Искали что-то такое еще при Ельцине и так нигде и не нашли. И Путин сначала искал — не нашел. А вот теперь нашли.
Вы же помните, что он сказал насчет медведя, мишки, которого хотят приковать цепями и вырвать у него когти? Вот это и есть то, что по-английски называется bottom line. Это краеугольный камень, основа идеологии. А значит, это национальная идея: «вокруг враги, надо всё время обороняться, мы окружены».
Идея старая, которая была еще в XIX веке, только вместо Америки была Англия. Правильно, каких идей только не было. Идея была и пролетарского интернационализма, и мирового Советского Союза. Всё было. И эта была. Но сейчас она стала национальной идеей. Исходя из нее всё строится. Патриотическая мобилизация.

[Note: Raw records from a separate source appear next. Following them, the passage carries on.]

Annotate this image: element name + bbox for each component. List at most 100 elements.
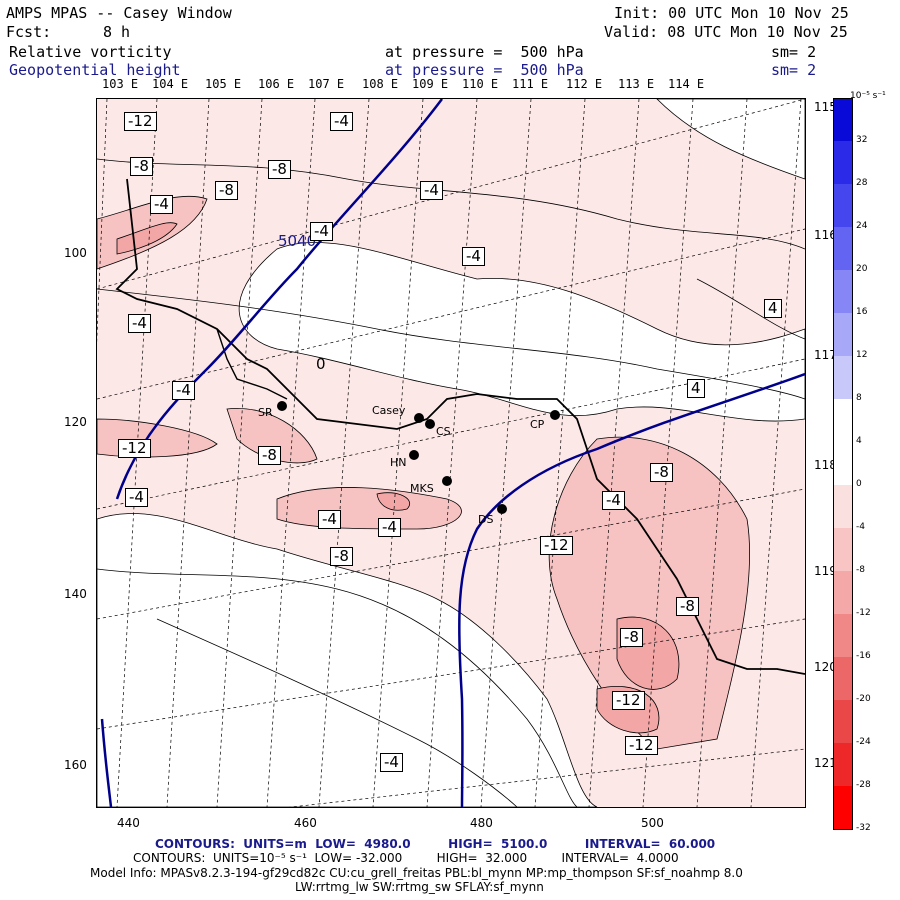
vorticity-label: -8 bbox=[215, 181, 238, 200]
colorbar-swatch bbox=[833, 270, 853, 313]
x-tick-label: 460 bbox=[294, 816, 317, 830]
top-lon-label: 113 E bbox=[618, 77, 655, 91]
vorticity-label: 4 bbox=[687, 379, 705, 398]
y-tick-label: 160 bbox=[64, 758, 87, 772]
colorbar-unit: 10⁻⁵ s⁻¹ bbox=[850, 91, 886, 101]
station-label: Casey bbox=[372, 404, 406, 417]
colorbar-label: 20 bbox=[856, 264, 868, 274]
vorticity-label: -8 bbox=[130, 157, 153, 176]
vorticity-label: -12 bbox=[625, 736, 658, 755]
station-label: CP bbox=[530, 418, 545, 431]
colorbar-label: -28 bbox=[856, 780, 871, 790]
model-info: Model Info: MPASv8.2.3-194-gf29cd82c CU:… bbox=[90, 866, 743, 880]
coastline-inland bbox=[216, 328, 288, 400]
field1-level: at pressure = 500 hPa bbox=[385, 43, 584, 61]
plot-title: AMPS MPAS -- Casey Window bbox=[6, 4, 232, 22]
colorbar-swatch bbox=[833, 700, 853, 743]
vorticity-label: -12 bbox=[540, 536, 573, 555]
height-contours bbox=[100, 99, 805, 807]
top-lon-label: 107 E bbox=[308, 77, 345, 91]
height-contour-label: 5040 bbox=[278, 232, 317, 250]
colorbar-swatch bbox=[833, 184, 853, 227]
colorbar-label: 16 bbox=[856, 307, 868, 317]
top-lon-label: 103 E bbox=[102, 77, 139, 91]
vorticity-label: -4 bbox=[310, 222, 333, 241]
vorticity-label: -4 bbox=[378, 518, 401, 537]
colorbar-swatch bbox=[833, 399, 853, 442]
colorbar-label: -32 bbox=[856, 823, 871, 833]
height-contour-info: CONTOURS: UNITS=m LOW= 4980.0 HIGH= 5100… bbox=[155, 837, 716, 851]
colorbar-label: 28 bbox=[856, 178, 868, 188]
colorbar-label: 0 bbox=[856, 479, 862, 489]
station-label: HN bbox=[390, 456, 407, 469]
top-lon-label: 108 E bbox=[362, 77, 399, 91]
colorbar-label: 12 bbox=[856, 350, 868, 360]
vorticity-label: 0 bbox=[316, 355, 326, 373]
vorticity-label: -4 bbox=[462, 247, 485, 266]
latlon-grid bbox=[97, 99, 805, 807]
vorticity-label: -8 bbox=[258, 446, 281, 465]
vorticity-map bbox=[97, 99, 805, 807]
vorticity-label: -8 bbox=[620, 628, 643, 647]
y-tick-label: 140 bbox=[64, 587, 87, 601]
station-label: SR bbox=[258, 406, 273, 419]
vorticity-label: -12 bbox=[124, 112, 157, 131]
colorbar-label: -20 bbox=[856, 694, 871, 704]
vorticity-label: -12 bbox=[118, 439, 151, 458]
top-lon-label: 109 E bbox=[412, 77, 449, 91]
vorticity-label: -4 bbox=[128, 314, 151, 333]
vorticity-label: -8 bbox=[268, 160, 291, 179]
forecast-label: Fcst: bbox=[6, 23, 52, 41]
valid-time: Valid: 08 UTC Mon 10 Nov 25 bbox=[604, 23, 848, 41]
station-markers bbox=[277, 401, 560, 514]
y-tick-label: 120 bbox=[64, 415, 87, 429]
y-tick-label: 100 bbox=[64, 246, 87, 260]
vorticity-label: -8 bbox=[650, 463, 673, 482]
top-lon-label: 111 E bbox=[512, 77, 549, 91]
vorticity-label: -4 bbox=[420, 181, 443, 200]
colorbar-label: 8 bbox=[856, 393, 862, 403]
x-tick-label: 440 bbox=[117, 816, 140, 830]
top-lon-label: 114 E bbox=[668, 77, 705, 91]
colorbar-label: 24 bbox=[856, 221, 868, 231]
top-lon-label: 110 E bbox=[462, 77, 499, 91]
colorbar-label: -4 bbox=[856, 522, 865, 532]
x-tick-label: 500 bbox=[641, 816, 664, 830]
vorticity-label: -4 bbox=[380, 753, 403, 772]
x-tick-label: 480 bbox=[470, 816, 493, 830]
vorticity-label: -4 bbox=[172, 381, 195, 400]
map-panel bbox=[96, 98, 806, 808]
colorbar-label: -12 bbox=[856, 608, 871, 618]
top-lon-label: 104 E bbox=[152, 77, 189, 91]
vorticity-label: -12 bbox=[612, 691, 645, 710]
colorbar-label: -24 bbox=[856, 737, 871, 747]
field2-level: at pressure = 500 hPa bbox=[385, 61, 584, 79]
field1-smoothing: sm= 2 bbox=[771, 43, 817, 61]
station-label: MKS bbox=[410, 482, 434, 495]
field2-smoothing: sm= 2 bbox=[771, 61, 817, 79]
model-info-2: LW:rrtmg_lw SW:rrtmg_sw SFLAY:sf_mynn bbox=[295, 880, 544, 894]
top-lon-label: 105 E bbox=[205, 77, 242, 91]
station-label: DS bbox=[478, 513, 494, 526]
field1-name: Relative vorticity bbox=[9, 43, 172, 61]
vorticity-label: -4 bbox=[318, 510, 341, 529]
init-time: Init: 00 UTC Mon 10 Nov 25 bbox=[614, 4, 849, 22]
colorbar-swatch bbox=[833, 571, 853, 614]
top-lon-label: 106 E bbox=[258, 77, 295, 91]
colorbar-label: -16 bbox=[856, 651, 871, 661]
colorbar-label: 4 bbox=[856, 436, 862, 446]
colorbar-swatch bbox=[833, 743, 853, 786]
field2-name: Geopotential height bbox=[9, 61, 181, 79]
vorticity-label: -4 bbox=[125, 488, 148, 507]
vorticity-label: -4 bbox=[330, 112, 353, 131]
vorticity-label: -8 bbox=[330, 547, 353, 566]
forecast-value: 8 h bbox=[103, 23, 131, 41]
colorbar-swatch bbox=[833, 657, 853, 700]
colorbar-swatch bbox=[833, 98, 853, 142]
colorbar-swatch bbox=[833, 313, 853, 356]
colorbar-swatch bbox=[833, 614, 853, 657]
top-lon-label: 112 E bbox=[566, 77, 603, 91]
colorbar-swatch bbox=[833, 442, 853, 485]
colorbar-swatch bbox=[833, 485, 853, 528]
vorticity-label: 4 bbox=[764, 299, 782, 318]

Исходя из этого и считайте, что приобрела, а что потеряла Россия.
Сэм Грин (Samuel Greene), директор Института России при Кингс-колледже в Лондоне:
За последний год кардинальных изменений, наверное, не было. Разве что укрепилось мнение и в США, и в Европе о том, что Россия не является, и в ближайшем будущем не будет являться, надежным партнером в решении, в общем-то, любых вопросов.
То есть максимум, на что можно было бы рассчитывать — это на невмешательство, как это было в процессе с Ираном недавно.
С российской стороны, возможно, есть надежда, скажем, на то, что какое-то предложение по сирийскому конфликту будет встречено с пониманием, а не давлением со стороны западных лидеров.
Просто общественное мнение и мнение руководителей настолько отравлено неприятным опытом общения по поводу Украины, что эти надежды, скорее всего, останутся тщетными.
Я бы сказал, Кремлю действительно казалось, что он обладает возможностью свободы действия. То есть может действовать по своему усмотрению, в том числе и военным образом, и в близлежащих, и (как мы видим теперь уже в Сирии) в более отдаленных краях, и не встречать при этом военного сопротивления со стороны Запада.
С другой стороны, Кремль видит и устойчивость, я бы даже сказал, неожиданную устойчивость со стороны Запада в плане экономического и политического отпора, то есть и режим, санкции, и опять-таки нежелание и невозможность увидеть в России политического союзника в каком бы то ни было вопросе.